Along with summer comes a host of maladies that can plague humankind. The sun, being closer to our earth can set skin aflame with searing pain. Insects abound attacking and causing stings and bites. Even certain plant life, when touched, can cause itchy, excruciating rashes and blisters.
Practically everyone has experienced the painful blazing heat of sunburn. The skin turns red, it feels hot to the touch and everything aches. In actuality the skin has been cooked by the rays of the sun and the first thing to do is to cool down the affected area. Immersion in a cool bath to which several tablespoons of baking soda have been added will stop the cooking process and cool the skin. If the face is affected, cold compresses should be applied. Diluted apple cider vinegar can be applied to the sunburned area. This should be done as soon as possible. Vinegar is an acidic and will return the pH level of the skin as near to normal as possible.
An old fashioned remedy is to beat an egg until frothy. Gradually add 1 teaspoon Castor Oil while beating. Continue to beat until mixture becomes thick. Apply this to the skin. Wheat germ oil and salt water can also ease the pain of sunburn. After the damage is done, the skin must go through a healing process. Application of Vitamin E oil or Aloe Vera Gel will speed up this process. If blisters appear or heat stroke is apparent it is always best to consult a doctor.
Bee stings and mosquito bites are just a part of summer. Mosquitoes can leave itchy raised bumps on the skin that can become infected if scratched. There are several natural ways to stop this itching and avoid any infection. Immediately after being bit, apply table salt to the bite which has been moistened with a little saliva. Apply a paste of meat tenderizer or a dab of toothpaste to the bite to stop itching. Rosemary or Lavender oil, both of which have antiseptic properties, can be applied and both smell good as well. Witch Hazel will stop the itching of any mosquito bite as will sliced onion and garlic (does not smell good).

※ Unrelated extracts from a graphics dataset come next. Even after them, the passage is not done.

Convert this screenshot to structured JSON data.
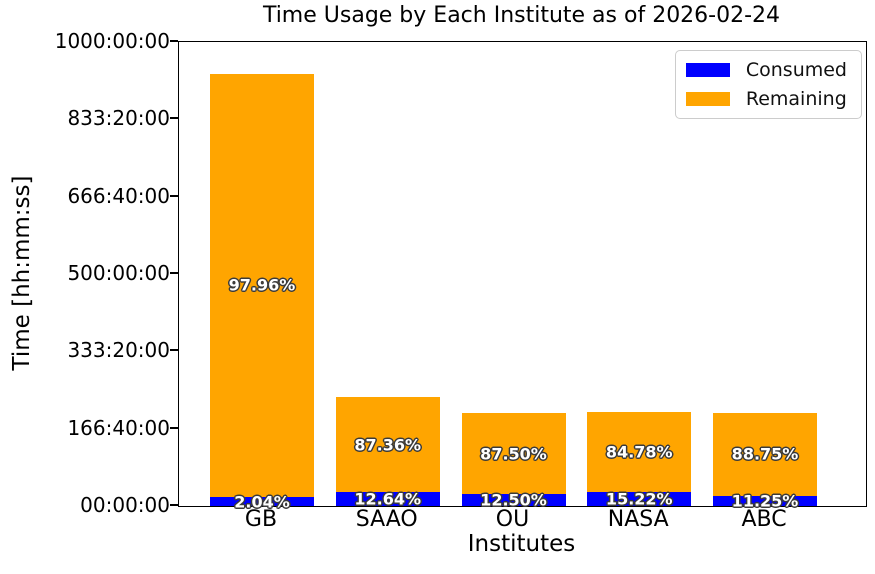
{
  "chart_data": {
    "type": "bar",
    "stacked": true,
    "title": "Time Usage by Each Institute as of 2026-02-24",
    "xlabel": "Institutes",
    "ylabel": "Time [hh:mm:ss]",
    "categories": [
      "GB",
      "SAAO",
      "OU",
      "NASA",
      "ABC"
    ],
    "y_ticks": [
      "00:00:00",
      "166:40:00",
      "333:20:00",
      "500:00:00",
      "666:40:00",
      "833:20:00",
      "1000:00:00"
    ],
    "y_axis_max_hours": 1000,
    "grid": false,
    "totals_hours_estimated": [
      932,
      234,
      200,
      202,
      200
    ],
    "series": [
      {
        "name": "Consumed",
        "color": "#0000ff",
        "percents": [
          2.04,
          12.64,
          12.5,
          15.22,
          11.25
        ],
        "labels": [
          "2.04%",
          "12.64%",
          "12.50%",
          "15.22%",
          "11.25%"
        ]
      },
      {
        "name": "Remaining",
        "color": "#ffa500",
        "percents": [
          97.96,
          87.36,
          87.5,
          84.78,
          88.75
        ],
        "labels": [
          "97.96%",
          "87.36%",
          "87.50%",
          "84.78%",
          "88.75%"
        ]
      }
    ],
    "legend": {
      "position": "upper-right",
      "entries": [
        {
          "label": "Consumed",
          "color": "#0000ff"
        },
        {
          "label": "Remaining",
          "color": "#ffa500"
        }
      ]
    }
  }
}
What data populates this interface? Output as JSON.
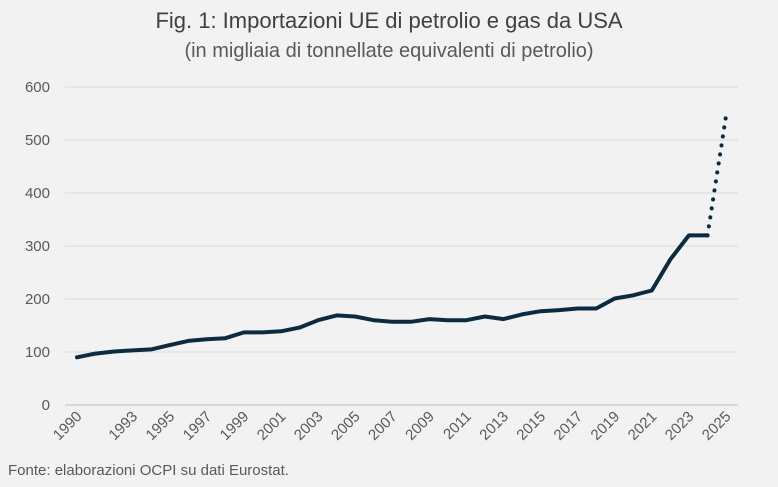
{
  "header": {
    "title": "Fig. 1: Importazioni UE di petrolio e gas da USA",
    "subtitle": "(in migliaia di tonnellate equivalenti di petrolio)"
  },
  "footer": {
    "source": "Fonte: elaborazioni OCPI su dati Eurostat."
  },
  "chart_data": {
    "type": "line",
    "title": "Fig. 1: Importazioni UE di petrolio e gas da USA",
    "subtitle": "(in migliaia di tonnellate equivalenti di petrolio)",
    "xlabel": "",
    "ylabel": "",
    "xlim": [
      1990,
      2025
    ],
    "ylim": [
      0,
      600
    ],
    "y_ticks": [
      0,
      100,
      200,
      300,
      400,
      500,
      600
    ],
    "x_tick_labels": [
      "1990",
      "1993",
      "1995",
      "1997",
      "1999",
      "2001",
      "2003",
      "2005",
      "2007",
      "2009",
      "2011",
      "2013",
      "2015",
      "2017",
      "2019",
      "2021",
      "2023",
      "2025"
    ],
    "grid": "horizontal",
    "legend": "none",
    "series": [
      {
        "style": "solid",
        "color": "#0d2b3e",
        "x": [
          1990,
          1991,
          1992,
          1993,
          1994,
          1995,
          1996,
          1997,
          1998,
          1999,
          2000,
          2001,
          2002,
          2003,
          2004,
          2005,
          2006,
          2007,
          2008,
          2009,
          2010,
          2011,
          2012,
          2013,
          2014,
          2015,
          2016,
          2017,
          2018,
          2019,
          2020,
          2021,
          2022,
          2023,
          2024
        ],
        "values": [
          90,
          97,
          101,
          103,
          105,
          113,
          121,
          124,
          126,
          137,
          137,
          139,
          146,
          160,
          169,
          167,
          160,
          157,
          157,
          162,
          160,
          160,
          167,
          162,
          171,
          177,
          179,
          182,
          182,
          201,
          207,
          216,
          275,
          320,
          320
        ]
      },
      {
        "style": "dotted",
        "color": "#0d2b3e",
        "x": [
          2024,
          2025
        ],
        "values": [
          320,
          545
        ]
      }
    ]
  }
}
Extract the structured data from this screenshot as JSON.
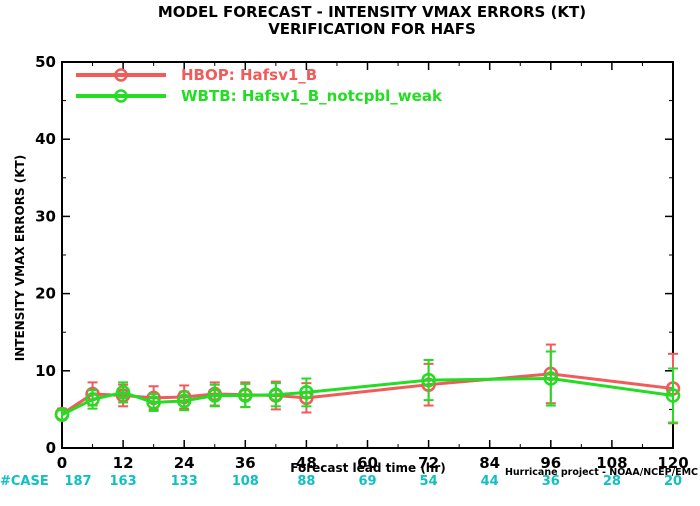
{
  "chart_data": {
    "type": "line",
    "title": [
      "MODEL FORECAST - INTENSITY VMAX ERRORS (KT)",
      "VERIFICATION FOR HAFS"
    ],
    "xlabel": "Forecast lead time (hr)",
    "ylabel": "INTENSITY VMAX ERRORS (KT)",
    "xlim": [
      0,
      120
    ],
    "ylim": [
      0,
      50
    ],
    "xticks": [
      0,
      12,
      24,
      36,
      48,
      60,
      72,
      84,
      96,
      108,
      120
    ],
    "yticks": [
      0,
      10,
      20,
      30,
      40,
      50
    ],
    "grid": false,
    "legend_position": "top-left",
    "case_label": "#CASE",
    "case_counts": [
      {
        "x": 0,
        "n": "187"
      },
      {
        "x": 12,
        "n": "163"
      },
      {
        "x": 24,
        "n": "133"
      },
      {
        "x": 36,
        "n": "108"
      },
      {
        "x": 48,
        "n": "88"
      },
      {
        "x": 60,
        "n": "69"
      },
      {
        "x": 72,
        "n": "54"
      },
      {
        "x": 84,
        "n": "44"
      },
      {
        "x": 96,
        "n": "36"
      },
      {
        "x": 108,
        "n": "28"
      },
      {
        "x": 120,
        "n": "20"
      }
    ],
    "series": [
      {
        "name": "HBOP: Hafsv1_B",
        "color": "#f25b5b",
        "x": [
          0,
          6,
          12,
          18,
          24,
          30,
          36,
          42,
          48,
          72,
          96,
          120
        ],
        "y": [
          4.4,
          7.0,
          6.8,
          6.5,
          6.6,
          7.0,
          6.9,
          6.8,
          6.5,
          8.2,
          9.6,
          7.7
        ],
        "err": [
          0.7,
          1.5,
          1.4,
          1.5,
          1.5,
          1.5,
          1.6,
          1.8,
          1.9,
          2.7,
          3.8,
          4.5
        ]
      },
      {
        "name": "WBTB: Hafsv1_B_notcpbl_weak",
        "color": "#22dd22",
        "x": [
          0,
          6,
          12,
          18,
          24,
          30,
          36,
          42,
          48,
          72,
          96,
          120
        ],
        "y": [
          4.3,
          6.3,
          7.2,
          5.9,
          6.1,
          6.8,
          6.8,
          6.9,
          7.2,
          8.8,
          9.0,
          6.8
        ],
        "err": [
          0.6,
          1.2,
          1.3,
          1.1,
          1.2,
          1.4,
          1.5,
          1.5,
          1.8,
          2.6,
          3.5,
          3.5
        ]
      }
    ]
  },
  "footer": {
    "credit": "Hurricane project - NOAA/NCEP/EMC"
  }
}
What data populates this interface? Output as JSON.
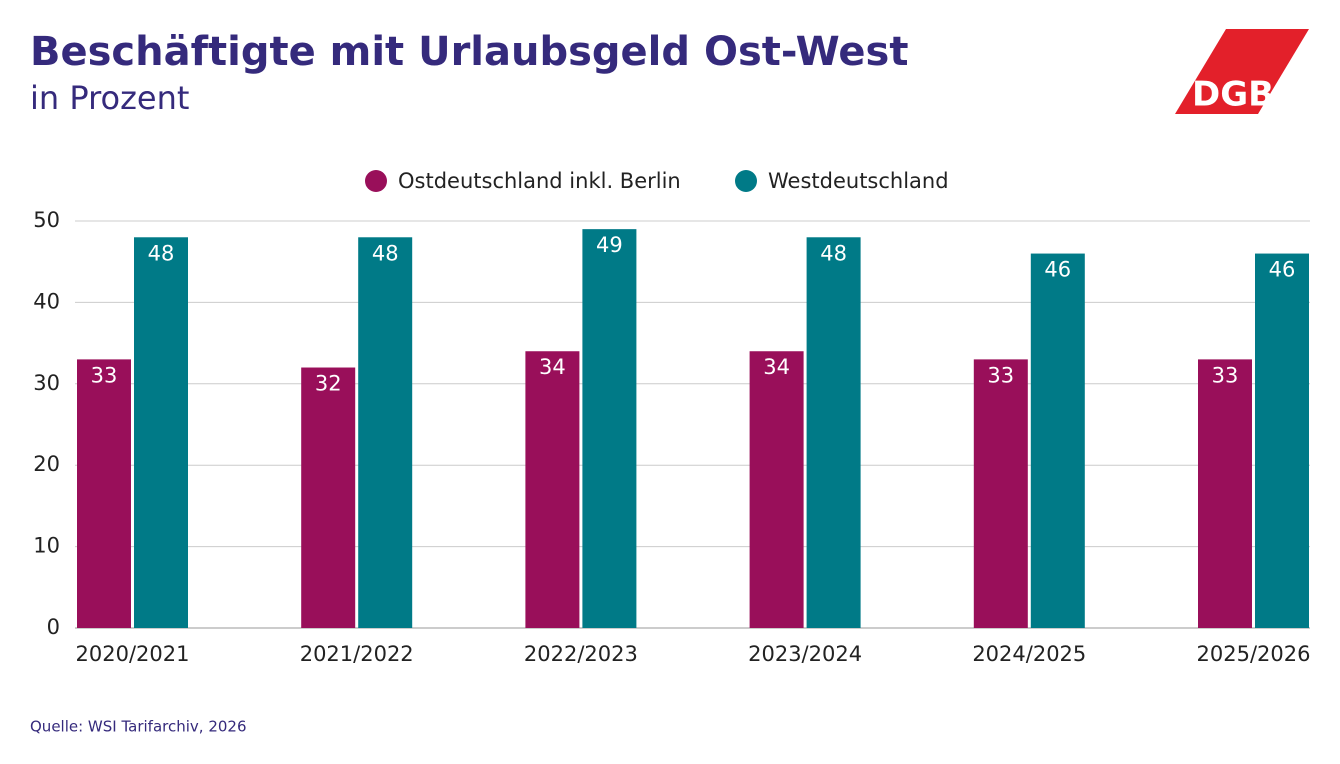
{
  "logo": "DGB",
  "chart_data": {
    "type": "bar",
    "title": "Beschäftigte mit Urlaubsgeld Ost-West",
    "subtitle": "in Prozent",
    "source": "Quelle: WSI Tarifarchiv, 2026",
    "categories": [
      "2020/2021",
      "2021/2022",
      "2022/2023",
      "2023/2024",
      "2024/2025",
      "2025/2026"
    ],
    "series": [
      {
        "name": "Ostdeutschland inkl. Berlin",
        "color": "#990f5a",
        "values": [
          33,
          32,
          34,
          34,
          33,
          33
        ]
      },
      {
        "name": "Westdeutschland",
        "color": "#007a87",
        "values": [
          48,
          48,
          49,
          48,
          46,
          46
        ]
      }
    ],
    "ylim": [
      0,
      50
    ],
    "yticks": [
      0,
      10,
      20,
      30,
      40,
      50
    ],
    "grid": true,
    "legend": "top"
  }
}
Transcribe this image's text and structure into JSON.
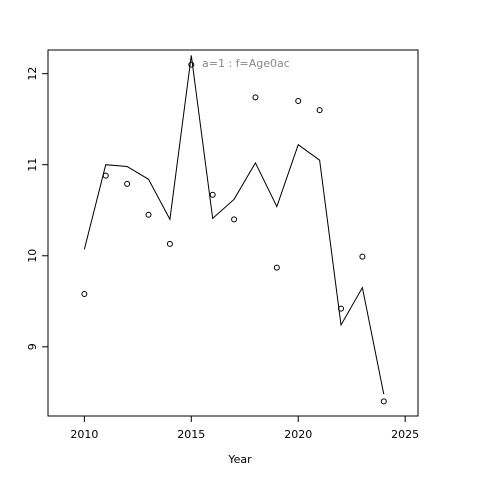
{
  "chart_data": {
    "type": "line",
    "annotation": "a=1  :  f=Age0ac",
    "x_label": "Year",
    "x": [
      2010,
      2011,
      2012,
      2013,
      2014,
      2015,
      2016,
      2017,
      2018,
      2019,
      2020,
      2021,
      2022,
      2023,
      2024
    ],
    "series": [
      {
        "style": "line",
        "color": "#000000",
        "values": [
          10.07,
          11.0,
          10.98,
          10.84,
          10.4,
          12.2,
          10.41,
          10.62,
          11.02,
          10.54,
          11.22,
          11.05,
          9.24,
          9.65,
          8.48
        ]
      },
      {
        "style": "points",
        "color": "#000000",
        "values": [
          9.58,
          10.88,
          10.79,
          10.45,
          10.13,
          12.1,
          10.67,
          10.4,
          11.74,
          9.87,
          11.7,
          11.6,
          9.42,
          9.99,
          8.4
        ]
      }
    ],
    "xlim": [
      2008.3,
      2025.6
    ],
    "xticks": [
      2010,
      2015,
      2020,
      2025
    ],
    "ylim": [
      8.24,
      12.26
    ],
    "yticks": [
      9,
      10,
      11,
      12
    ]
  }
}
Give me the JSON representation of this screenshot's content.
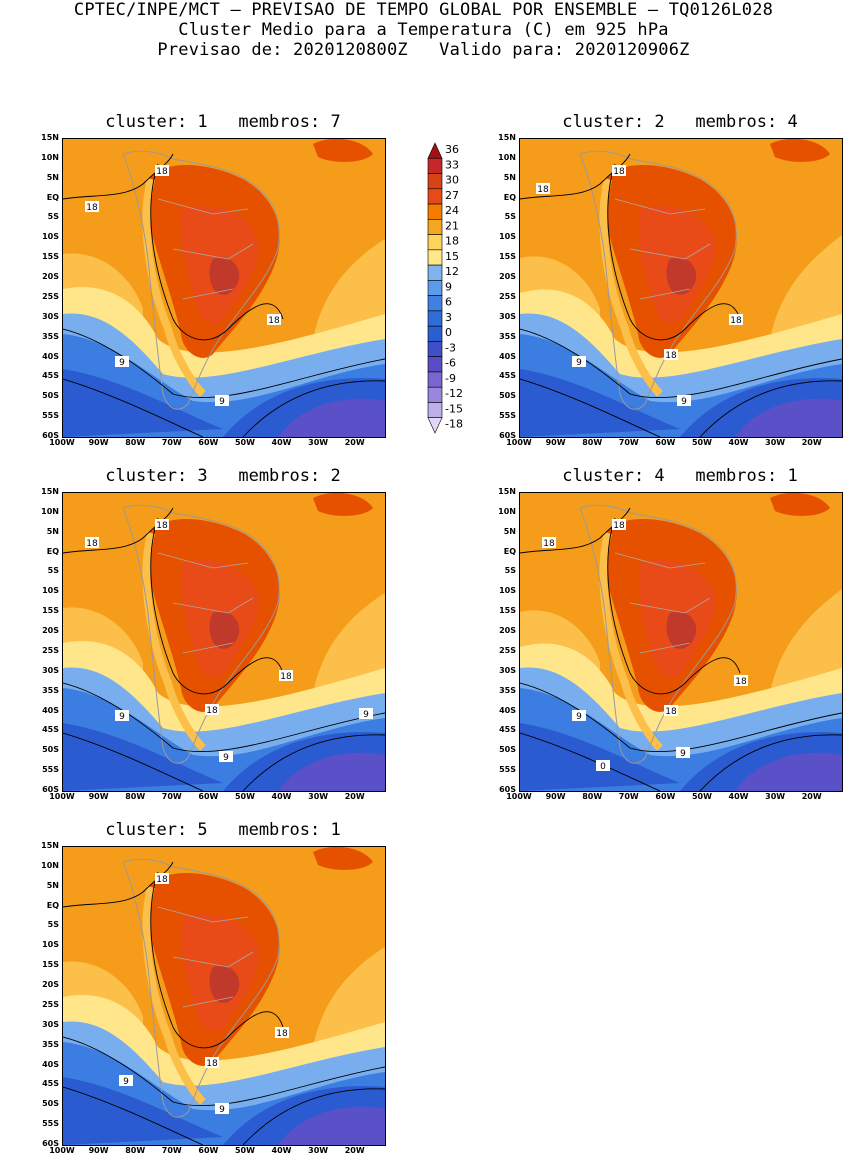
{
  "header": {
    "line1": "CPTEC/INPE/MCT – PREVISAO DE TEMPO GLOBAL POR ENSEMBLE – TQ0126L028",
    "line2": "Cluster Medio para a Temperatura (C) em 925 hPa",
    "line3": "Previsao de: 2020120800Z   Valido para: 2020120906Z"
  },
  "panels": [
    {
      "title": "cluster: 1   membros: 7",
      "labels": [
        "18",
        "18",
        "18",
        "9",
        "9"
      ]
    },
    {
      "title": "cluster: 2   membros: 4",
      "labels": [
        "18",
        "18",
        "18",
        "18",
        "9",
        "9"
      ]
    },
    {
      "title": "cluster: 3   membros: 2",
      "labels": [
        "18",
        "18",
        "18",
        "18",
        "9",
        "9",
        "9"
      ]
    },
    {
      "title": "cluster: 4   membros: 1",
      "labels": [
        "18",
        "18",
        "18",
        "18",
        "9",
        "9",
        "0"
      ]
    },
    {
      "title": "cluster: 5   membros: 1",
      "labels": [
        "18",
        "18",
        "18",
        "9",
        "9"
      ]
    }
  ],
  "lat_ticks": [
    "15N",
    "10N",
    "5N",
    "EQ",
    "5S",
    "10S",
    "15S",
    "20S",
    "25S",
    "30S",
    "35S",
    "40S",
    "45S",
    "50S",
    "55S",
    "60S"
  ],
  "lon_ticks": [
    "100W",
    "90W",
    "80W",
    "70W",
    "60W",
    "50W",
    "40W",
    "30W",
    "20W"
  ],
  "colorbar": {
    "labels": [
      "36",
      "33",
      "30",
      "27",
      "24",
      "21",
      "18",
      "15",
      "12",
      "9",
      "6",
      "3",
      "0",
      "-3",
      "-6",
      "-9",
      "-12",
      "-15",
      "-18"
    ],
    "colors": [
      "#a50f15",
      "#c62828",
      "#d84315",
      "#e64a19",
      "#f57c00",
      "#f5a623",
      "#fdd35c",
      "#ffe88a",
      "#7fb3ee",
      "#5b9bea",
      "#3f80e0",
      "#2f6ed8",
      "#2b5ed0",
      "#3e4fc8",
      "#5a4cc6",
      "#7a66d0",
      "#9a86dc",
      "#bdb0ea",
      "#e0d8f5"
    ]
  },
  "colors": {
    "warm_core": "#c0392b",
    "warm": "#e65100",
    "orange": "#f59c1a",
    "light_orange": "#fbbf4a",
    "yellow": "#ffe68a",
    "light_blue": "#78aeee",
    "blue": "#3b7de0",
    "deep_blue": "#2a5bd0",
    "purple": "#5a50c8"
  }
}
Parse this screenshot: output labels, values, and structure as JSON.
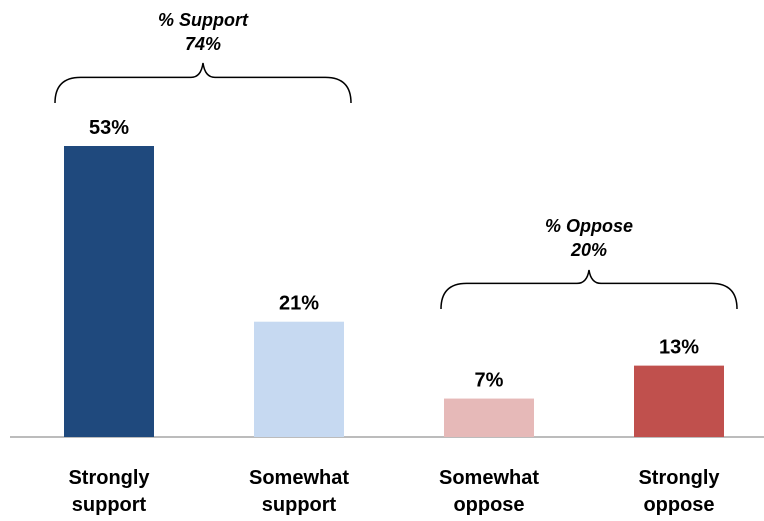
{
  "chart_data": {
    "type": "bar",
    "categories": [
      [
        "Strongly",
        "support"
      ],
      [
        "Somewhat",
        "support"
      ],
      [
        "Somewhat",
        "oppose"
      ],
      [
        "Strongly",
        "oppose"
      ]
    ],
    "values": [
      53,
      21,
      7,
      13
    ],
    "value_labels": [
      "53%",
      "21%",
      "7%",
      "13%"
    ],
    "colors": [
      "#1F497D",
      "#C6D9F1",
      "#E6B9B8",
      "#C0504D"
    ],
    "ylim": [
      0,
      53
    ],
    "grid": false,
    "groups": [
      {
        "title": "% Support",
        "value": "74%",
        "from": 0,
        "to": 1
      },
      {
        "title": "% Oppose",
        "value": "20%",
        "from": 2,
        "to": 3
      }
    ]
  }
}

Bee stings are a little more complicated. First, the stinger must be removed or all remedies will be in vain. Crushed mint leaves rubbed on the sting will stop pain. Crushed basil leaves will prevent swelling and pain. Apply the juice from a honeysuckle vine or crushed parsley. Actually, any green leafed herb, flower or grass will do. Once crushed, it will release chlorophyll which is a natural pain killer. A moistened tea bag (not decaffeinated) used as a poultice will help as will a dab of honey. Other things that block pain and swelling are bicarbonate of soda, sliced onion, diluted lavender oil or crushed garlic.
If extreme swelling or difficulty breathing occurs there is an allergy to bee stings. In this case do not waste time with these remedies. Immediately seek medical help. It could be a matter of life or death.
These problems are just a part of summertime and if you do not have abnormal or unusual reactions, they can be just a little aggravations that don’t have to interrupt your summer fun.